I am not sure about this :)

I'm currently going through the dsync codebase now so I can add DAOS support. If dsync could do something like this, that would definitely be a great performance improvement. I'll keep this in mind, and report back if I see anything that suggests that this either can or cannot be done.

Jan 12 '21 19:01 daltonbohning

Yes, I'm all for looking for further optimization here.

As @daltonbohning mentioned, the current implementation sets the permission bits on the files after all writing is complete. We mknod() all file inodes before anyone starts to write. Those inodes are created with read/write bits enabled, regardless of what the final permission bits should be. Then when opening the files for writing, we do not use O_CREAT -- just O_WRONLY. After we know all ranks are done writing, we set the permission bits to their actual values (which may disable the write bit). Finally, the atime/mtime values are set as the very last step.
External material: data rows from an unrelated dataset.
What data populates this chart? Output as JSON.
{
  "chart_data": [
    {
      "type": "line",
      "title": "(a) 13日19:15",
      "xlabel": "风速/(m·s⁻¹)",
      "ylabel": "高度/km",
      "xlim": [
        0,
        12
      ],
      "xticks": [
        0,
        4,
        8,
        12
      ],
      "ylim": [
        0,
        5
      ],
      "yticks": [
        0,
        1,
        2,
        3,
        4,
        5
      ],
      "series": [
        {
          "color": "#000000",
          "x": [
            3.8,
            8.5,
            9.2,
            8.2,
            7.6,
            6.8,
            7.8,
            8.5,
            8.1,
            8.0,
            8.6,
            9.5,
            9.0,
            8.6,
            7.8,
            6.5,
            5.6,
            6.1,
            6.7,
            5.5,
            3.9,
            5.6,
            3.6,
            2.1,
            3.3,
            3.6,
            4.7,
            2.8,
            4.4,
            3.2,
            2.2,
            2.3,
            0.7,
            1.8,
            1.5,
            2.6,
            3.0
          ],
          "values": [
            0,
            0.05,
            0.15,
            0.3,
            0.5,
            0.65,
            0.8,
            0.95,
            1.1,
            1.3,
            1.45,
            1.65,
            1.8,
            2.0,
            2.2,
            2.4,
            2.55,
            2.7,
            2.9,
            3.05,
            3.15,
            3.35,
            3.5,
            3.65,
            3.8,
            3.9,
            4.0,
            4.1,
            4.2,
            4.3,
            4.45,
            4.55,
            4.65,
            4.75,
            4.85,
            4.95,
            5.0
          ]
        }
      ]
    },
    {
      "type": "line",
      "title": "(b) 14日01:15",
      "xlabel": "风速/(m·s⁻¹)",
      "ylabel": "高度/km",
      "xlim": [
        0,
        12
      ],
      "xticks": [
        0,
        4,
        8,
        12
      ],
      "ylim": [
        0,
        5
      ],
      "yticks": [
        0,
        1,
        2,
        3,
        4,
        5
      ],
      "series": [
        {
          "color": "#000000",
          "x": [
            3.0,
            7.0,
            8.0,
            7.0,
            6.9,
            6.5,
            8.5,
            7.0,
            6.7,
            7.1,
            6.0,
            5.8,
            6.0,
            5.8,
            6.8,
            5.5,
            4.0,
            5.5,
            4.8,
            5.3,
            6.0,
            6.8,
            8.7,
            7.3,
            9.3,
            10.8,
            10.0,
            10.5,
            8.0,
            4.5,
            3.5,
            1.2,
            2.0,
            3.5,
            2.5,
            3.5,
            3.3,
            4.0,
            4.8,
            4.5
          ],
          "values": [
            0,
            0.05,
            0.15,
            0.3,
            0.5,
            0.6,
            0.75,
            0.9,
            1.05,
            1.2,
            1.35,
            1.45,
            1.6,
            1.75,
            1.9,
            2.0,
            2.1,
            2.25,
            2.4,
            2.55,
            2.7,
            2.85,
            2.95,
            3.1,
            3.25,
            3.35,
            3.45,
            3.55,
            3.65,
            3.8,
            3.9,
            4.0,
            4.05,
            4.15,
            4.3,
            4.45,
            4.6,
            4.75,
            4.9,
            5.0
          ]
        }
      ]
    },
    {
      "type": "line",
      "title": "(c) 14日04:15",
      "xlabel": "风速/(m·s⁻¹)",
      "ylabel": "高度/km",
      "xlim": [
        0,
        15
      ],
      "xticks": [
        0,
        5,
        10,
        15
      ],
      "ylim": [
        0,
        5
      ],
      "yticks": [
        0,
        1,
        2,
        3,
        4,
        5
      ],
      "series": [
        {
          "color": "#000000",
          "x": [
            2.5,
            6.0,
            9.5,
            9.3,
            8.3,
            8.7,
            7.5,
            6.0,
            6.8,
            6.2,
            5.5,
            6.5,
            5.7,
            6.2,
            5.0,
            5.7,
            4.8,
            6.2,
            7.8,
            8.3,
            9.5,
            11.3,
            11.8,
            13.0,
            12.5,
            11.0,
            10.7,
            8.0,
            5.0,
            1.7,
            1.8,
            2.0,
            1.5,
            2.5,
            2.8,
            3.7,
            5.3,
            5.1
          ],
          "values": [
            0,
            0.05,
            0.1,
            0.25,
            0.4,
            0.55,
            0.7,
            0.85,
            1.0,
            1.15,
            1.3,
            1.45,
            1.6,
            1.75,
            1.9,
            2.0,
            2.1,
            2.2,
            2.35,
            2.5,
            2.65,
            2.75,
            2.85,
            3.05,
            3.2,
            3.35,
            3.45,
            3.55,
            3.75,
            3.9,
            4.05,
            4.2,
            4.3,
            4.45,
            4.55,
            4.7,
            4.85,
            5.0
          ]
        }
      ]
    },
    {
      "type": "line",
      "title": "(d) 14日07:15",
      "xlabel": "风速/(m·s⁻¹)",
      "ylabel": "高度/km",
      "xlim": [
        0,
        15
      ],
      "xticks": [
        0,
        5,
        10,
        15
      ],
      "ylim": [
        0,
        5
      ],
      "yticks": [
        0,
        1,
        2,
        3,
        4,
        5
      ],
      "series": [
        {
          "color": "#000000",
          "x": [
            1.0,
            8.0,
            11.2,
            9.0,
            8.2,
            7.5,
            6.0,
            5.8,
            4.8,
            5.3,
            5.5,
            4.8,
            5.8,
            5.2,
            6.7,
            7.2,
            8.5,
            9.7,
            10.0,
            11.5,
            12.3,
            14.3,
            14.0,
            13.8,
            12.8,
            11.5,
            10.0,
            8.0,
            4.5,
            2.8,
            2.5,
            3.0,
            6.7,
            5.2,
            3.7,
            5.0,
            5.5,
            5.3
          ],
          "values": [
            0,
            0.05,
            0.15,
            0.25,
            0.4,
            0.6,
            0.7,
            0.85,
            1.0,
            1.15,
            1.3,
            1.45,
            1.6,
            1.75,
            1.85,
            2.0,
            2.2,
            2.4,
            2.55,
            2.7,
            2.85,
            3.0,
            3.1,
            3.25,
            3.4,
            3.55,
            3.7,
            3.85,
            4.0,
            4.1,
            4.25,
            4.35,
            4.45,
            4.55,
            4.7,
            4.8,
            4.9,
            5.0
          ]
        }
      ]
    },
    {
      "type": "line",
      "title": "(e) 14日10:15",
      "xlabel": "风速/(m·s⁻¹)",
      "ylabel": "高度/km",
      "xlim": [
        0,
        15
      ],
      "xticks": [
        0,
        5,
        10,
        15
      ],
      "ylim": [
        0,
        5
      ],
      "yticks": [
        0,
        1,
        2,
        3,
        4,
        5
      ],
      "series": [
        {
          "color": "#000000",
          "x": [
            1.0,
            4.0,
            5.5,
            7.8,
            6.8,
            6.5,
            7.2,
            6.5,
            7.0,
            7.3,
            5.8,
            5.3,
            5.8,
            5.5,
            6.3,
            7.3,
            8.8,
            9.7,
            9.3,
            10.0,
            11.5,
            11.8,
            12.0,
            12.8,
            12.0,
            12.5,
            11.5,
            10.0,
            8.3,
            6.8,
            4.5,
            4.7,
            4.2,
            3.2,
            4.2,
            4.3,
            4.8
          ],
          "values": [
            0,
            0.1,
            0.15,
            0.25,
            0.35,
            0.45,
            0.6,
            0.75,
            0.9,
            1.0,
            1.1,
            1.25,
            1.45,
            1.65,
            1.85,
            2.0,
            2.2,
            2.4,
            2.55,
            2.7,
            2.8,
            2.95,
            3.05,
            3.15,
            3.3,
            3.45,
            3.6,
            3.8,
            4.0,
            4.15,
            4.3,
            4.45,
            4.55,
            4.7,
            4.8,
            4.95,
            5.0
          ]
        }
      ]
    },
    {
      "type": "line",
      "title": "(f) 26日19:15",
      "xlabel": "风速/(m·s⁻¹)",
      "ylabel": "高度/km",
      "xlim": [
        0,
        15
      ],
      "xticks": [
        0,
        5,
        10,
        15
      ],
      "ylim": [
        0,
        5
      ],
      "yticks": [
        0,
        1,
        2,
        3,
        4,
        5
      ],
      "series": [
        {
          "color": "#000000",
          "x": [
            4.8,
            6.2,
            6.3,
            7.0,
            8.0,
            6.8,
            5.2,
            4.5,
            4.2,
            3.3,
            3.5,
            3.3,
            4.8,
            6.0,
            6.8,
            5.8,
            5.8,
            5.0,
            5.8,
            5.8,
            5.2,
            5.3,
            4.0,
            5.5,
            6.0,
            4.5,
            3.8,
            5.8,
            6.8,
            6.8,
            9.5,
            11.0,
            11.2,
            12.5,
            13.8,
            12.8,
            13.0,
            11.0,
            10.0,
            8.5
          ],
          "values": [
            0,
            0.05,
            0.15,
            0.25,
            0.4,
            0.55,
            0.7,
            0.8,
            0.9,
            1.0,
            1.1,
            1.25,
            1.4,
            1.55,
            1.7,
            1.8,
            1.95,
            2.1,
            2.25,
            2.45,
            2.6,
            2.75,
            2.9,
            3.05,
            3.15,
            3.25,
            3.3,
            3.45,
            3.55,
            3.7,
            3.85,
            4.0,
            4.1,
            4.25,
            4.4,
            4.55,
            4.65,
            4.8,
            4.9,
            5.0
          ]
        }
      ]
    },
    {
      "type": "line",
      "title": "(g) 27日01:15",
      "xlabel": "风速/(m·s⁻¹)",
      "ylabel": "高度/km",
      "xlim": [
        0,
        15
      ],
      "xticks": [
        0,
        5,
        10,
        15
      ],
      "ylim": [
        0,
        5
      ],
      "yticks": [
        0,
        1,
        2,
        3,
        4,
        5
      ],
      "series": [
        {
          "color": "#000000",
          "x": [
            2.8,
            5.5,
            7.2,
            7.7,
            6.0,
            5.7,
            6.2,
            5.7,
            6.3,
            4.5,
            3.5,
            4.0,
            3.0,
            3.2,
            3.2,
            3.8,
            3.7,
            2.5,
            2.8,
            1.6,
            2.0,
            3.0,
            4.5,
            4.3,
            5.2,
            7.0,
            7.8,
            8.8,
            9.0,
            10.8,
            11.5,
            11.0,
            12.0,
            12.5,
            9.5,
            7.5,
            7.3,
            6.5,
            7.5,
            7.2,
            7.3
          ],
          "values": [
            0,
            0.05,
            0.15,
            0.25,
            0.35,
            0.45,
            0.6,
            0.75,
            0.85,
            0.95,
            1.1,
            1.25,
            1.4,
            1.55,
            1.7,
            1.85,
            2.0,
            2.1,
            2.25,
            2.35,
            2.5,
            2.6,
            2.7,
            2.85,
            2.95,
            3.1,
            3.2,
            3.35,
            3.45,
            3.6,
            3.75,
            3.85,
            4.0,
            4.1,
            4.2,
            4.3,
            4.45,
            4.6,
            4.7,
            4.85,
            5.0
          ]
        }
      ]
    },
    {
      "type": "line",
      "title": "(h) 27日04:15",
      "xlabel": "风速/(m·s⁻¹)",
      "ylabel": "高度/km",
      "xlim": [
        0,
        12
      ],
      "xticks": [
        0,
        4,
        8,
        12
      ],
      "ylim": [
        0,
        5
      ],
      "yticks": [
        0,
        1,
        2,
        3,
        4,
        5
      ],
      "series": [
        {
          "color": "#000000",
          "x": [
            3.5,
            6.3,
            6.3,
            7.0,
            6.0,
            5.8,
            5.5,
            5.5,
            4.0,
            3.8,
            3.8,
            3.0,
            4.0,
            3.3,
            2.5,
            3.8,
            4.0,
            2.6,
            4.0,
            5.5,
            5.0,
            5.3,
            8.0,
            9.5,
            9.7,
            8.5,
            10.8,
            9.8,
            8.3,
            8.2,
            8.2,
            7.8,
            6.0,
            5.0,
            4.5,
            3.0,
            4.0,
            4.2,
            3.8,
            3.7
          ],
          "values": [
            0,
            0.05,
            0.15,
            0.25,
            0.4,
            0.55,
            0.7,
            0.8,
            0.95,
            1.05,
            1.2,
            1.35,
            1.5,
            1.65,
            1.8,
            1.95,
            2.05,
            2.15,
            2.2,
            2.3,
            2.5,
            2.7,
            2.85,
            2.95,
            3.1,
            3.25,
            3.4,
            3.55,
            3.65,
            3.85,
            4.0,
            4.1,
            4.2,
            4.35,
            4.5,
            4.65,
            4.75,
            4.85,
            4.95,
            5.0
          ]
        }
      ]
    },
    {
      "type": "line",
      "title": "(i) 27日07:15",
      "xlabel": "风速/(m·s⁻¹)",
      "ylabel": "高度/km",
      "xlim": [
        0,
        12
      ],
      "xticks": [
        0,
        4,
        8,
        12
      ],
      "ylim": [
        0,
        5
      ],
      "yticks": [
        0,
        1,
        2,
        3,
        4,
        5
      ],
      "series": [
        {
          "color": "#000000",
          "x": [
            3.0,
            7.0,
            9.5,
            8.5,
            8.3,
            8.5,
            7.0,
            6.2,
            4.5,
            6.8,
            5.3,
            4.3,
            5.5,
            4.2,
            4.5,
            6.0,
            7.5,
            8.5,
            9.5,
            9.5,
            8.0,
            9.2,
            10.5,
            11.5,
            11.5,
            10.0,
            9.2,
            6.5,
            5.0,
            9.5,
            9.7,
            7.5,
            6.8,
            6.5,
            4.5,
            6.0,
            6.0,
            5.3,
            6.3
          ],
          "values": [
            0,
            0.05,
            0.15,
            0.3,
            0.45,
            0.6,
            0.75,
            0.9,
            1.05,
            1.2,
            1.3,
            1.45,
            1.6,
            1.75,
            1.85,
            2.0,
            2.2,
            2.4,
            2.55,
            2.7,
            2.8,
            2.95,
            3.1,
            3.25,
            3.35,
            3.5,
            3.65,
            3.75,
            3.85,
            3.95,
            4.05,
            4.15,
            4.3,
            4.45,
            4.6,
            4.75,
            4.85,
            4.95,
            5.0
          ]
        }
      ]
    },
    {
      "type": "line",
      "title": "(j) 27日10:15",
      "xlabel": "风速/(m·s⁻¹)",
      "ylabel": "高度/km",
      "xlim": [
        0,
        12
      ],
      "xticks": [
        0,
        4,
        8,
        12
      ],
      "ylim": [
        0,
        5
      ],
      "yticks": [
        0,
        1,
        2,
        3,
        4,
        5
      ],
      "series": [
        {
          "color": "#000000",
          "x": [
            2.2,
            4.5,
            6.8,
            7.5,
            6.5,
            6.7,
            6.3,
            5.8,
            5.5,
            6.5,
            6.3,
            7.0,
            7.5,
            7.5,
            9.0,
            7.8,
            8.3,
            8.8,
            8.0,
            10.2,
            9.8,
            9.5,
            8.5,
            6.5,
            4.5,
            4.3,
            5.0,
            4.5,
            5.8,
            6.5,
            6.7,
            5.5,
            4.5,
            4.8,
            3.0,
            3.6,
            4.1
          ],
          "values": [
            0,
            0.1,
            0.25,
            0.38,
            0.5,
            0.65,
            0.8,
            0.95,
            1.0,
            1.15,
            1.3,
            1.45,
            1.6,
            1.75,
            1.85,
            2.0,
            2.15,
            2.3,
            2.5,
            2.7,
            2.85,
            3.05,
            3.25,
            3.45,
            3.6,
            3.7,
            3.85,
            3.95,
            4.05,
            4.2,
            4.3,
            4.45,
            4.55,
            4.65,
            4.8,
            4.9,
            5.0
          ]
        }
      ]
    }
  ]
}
For dealing with a large set of files, we added the --batch-files option as a type of checkpoint. The intent is to process a large set of files by completing them in smaller batches, and then if interrupted, dsync can restart by picking up after its most recently completed batch. That's not as efficient as finalizing each file the instant it is done, but it's a step in that direction.

It would be great if we can find a reliable and efficient way to coordinate when to set metadata like permission bits and timestamps on shared files. Though if that's not possible, another option might be to avoid sharing files, at least in cases where we find the total file count is much higher than the number of ranks so that we can get decent work load balance.

Jan 12 '21 20:01 adammoody

It is not possible to open files for write after the initial open(O_CREAT) if they don't have write permission (maybe as root, I'm not sure). So one option would be to open the file O_RDWR on the ranks that will be doing the copy, then change the permission, then actually write the file. That avoids the much larger window of having files with the wrong mode, and all "incorrect" files would be zero-length and easily handled.

Another option is to use open(O_TMPFILE, ...) to create an invisible (open-unlinked) file descriptor to handle the file write (mode doesn't matter since it will not be visible in the namespace), and the file is automatically deleted if the copy processes crash, or linkat(...) to link it into the namespace once the copy is done. Lustre does not currently support O_TMPFILE, though it allows a special "volatile filename" (that predates O_TMPFILE) to allow creating files that do not appear in the namespace. I haven't checked yet if these can be linked afterward with linkat(), but if not this could be fixed along with the addition of O_TMPFILE (https://jira.whamcloud.com/browse/LU-9512). That would avoid much of the need for "batches" entirely, since files would not appear in the namespace until they are completed.

Note that linkat() (since kernel 2.6.16) and O_TMPFILE (since kernel 3.11) are Linux-specific, but would at both be available in at least RHEL7+ clients.

Jan 12 '21 20:01 adilger